Ok so congenital cytomegalovirus infection is diagnosed prenatally by viral culture, cytomegalovirus DNA detection on PCR or by cytomegalovirus-specific IgM antibody measurement in all of those who are symptomatic on ultrasonography.

Findings on ultrasound consist mostly of periventricular calcifications, ventriculomegaly, microcephaly, fetal growth restriction, and ascites or pleural effusion.

After birth, clinical examination usually reveals petechiae, jaundice, hearing loss, chorioretinitis, and seizures.

Cataracts and other severe eye problems are not found typical in congenital cytomegalovirus infection; if these are present, they strongly suggest another cause.

Next, laboratory diagnosis begins with PCR or viral isolation from cultures using urine samples collected within the first three weeks of life. If these come back positive, diagnosis can be confirmed. If inconclusive, repeat viral culture or PCR testing is required. If positive and the infant is under three weeks of age, diagnosis can be made. Alternatively, if the results are positive in a symptomatic infant older than three weeks, this suggests but does not confirm congenital cytomegalovirus infection because of the possibility of postnatal infection. The only way to confirm it is retrospectively by PCR analysis of dried blood samples or the so-called Guthrie cards obtained for newborn screening. If PCR comes back negative, the infection was acquired after birth.
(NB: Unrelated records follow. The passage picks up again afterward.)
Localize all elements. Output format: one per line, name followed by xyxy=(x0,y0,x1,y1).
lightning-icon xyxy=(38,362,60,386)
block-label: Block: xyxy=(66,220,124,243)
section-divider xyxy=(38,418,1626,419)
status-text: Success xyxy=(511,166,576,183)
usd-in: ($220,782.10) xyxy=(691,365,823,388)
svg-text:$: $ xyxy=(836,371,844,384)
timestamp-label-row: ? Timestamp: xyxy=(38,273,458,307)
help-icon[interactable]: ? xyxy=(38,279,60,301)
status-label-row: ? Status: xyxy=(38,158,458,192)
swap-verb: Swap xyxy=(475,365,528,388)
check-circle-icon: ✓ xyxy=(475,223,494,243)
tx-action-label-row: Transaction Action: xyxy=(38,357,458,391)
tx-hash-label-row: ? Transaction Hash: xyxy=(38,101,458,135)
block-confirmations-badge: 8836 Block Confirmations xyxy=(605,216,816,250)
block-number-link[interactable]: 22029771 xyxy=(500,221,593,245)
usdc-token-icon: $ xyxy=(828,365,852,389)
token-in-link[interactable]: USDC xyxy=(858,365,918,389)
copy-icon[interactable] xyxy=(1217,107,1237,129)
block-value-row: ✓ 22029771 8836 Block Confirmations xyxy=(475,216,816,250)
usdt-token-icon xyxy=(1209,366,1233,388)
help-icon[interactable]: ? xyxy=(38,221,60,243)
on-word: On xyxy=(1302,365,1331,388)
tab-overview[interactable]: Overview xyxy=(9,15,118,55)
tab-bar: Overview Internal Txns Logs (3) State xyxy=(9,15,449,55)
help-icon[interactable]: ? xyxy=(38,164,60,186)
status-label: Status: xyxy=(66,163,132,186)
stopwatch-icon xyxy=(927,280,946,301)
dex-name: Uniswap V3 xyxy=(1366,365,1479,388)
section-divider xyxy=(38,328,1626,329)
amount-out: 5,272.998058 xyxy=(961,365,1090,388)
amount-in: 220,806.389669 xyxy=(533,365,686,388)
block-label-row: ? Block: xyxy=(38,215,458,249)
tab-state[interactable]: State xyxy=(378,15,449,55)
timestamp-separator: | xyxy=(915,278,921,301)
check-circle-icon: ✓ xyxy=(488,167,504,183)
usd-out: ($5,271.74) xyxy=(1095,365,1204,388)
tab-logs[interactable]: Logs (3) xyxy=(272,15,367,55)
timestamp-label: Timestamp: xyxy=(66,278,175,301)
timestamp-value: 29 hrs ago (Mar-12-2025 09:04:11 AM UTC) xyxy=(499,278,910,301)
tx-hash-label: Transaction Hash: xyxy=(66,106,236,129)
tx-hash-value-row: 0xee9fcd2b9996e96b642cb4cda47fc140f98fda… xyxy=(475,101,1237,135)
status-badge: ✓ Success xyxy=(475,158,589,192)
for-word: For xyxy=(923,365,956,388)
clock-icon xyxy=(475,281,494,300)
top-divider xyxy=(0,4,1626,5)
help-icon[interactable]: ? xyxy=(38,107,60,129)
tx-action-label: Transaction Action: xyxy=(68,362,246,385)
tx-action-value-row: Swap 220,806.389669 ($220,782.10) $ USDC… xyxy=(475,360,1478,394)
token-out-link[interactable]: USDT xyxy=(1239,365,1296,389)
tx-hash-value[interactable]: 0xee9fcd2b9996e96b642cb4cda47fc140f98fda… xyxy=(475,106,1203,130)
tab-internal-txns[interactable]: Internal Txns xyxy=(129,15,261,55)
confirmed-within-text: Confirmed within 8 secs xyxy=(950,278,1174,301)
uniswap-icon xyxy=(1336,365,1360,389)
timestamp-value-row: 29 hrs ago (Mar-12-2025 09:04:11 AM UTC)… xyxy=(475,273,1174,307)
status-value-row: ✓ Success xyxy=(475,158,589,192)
Other lab tests are ordered to assess the extent of the infection. These include a liver panel which might show elevated liver transaminases, a full blood count revealing thrombocytopenia and lumbar puncture with cerebrospinal fluid analysis which may reveal elevated protein.

Neuroimaging consists mostly of ultrasonography, unenhanced CT or MRI, which might detect Intracranial calcifications, lenticulostriate vasculopathy, and white matter disease.

Treatment of symptomatic individual includes intravenous ganciclovir, usually 6 milligrams per kilogram every 12 hours. After six weeks, they can switch to oral valganciclovir, 16 milligrams per kilogram every 12 hours, for a total of six months.

And finally, neonatal herpes simplex virus infection is mostly acquired during birth. Congenital infection is possible too.

Prenatal diagnosis is based on specific ultrasonography findings and positive viral cultures or PCR.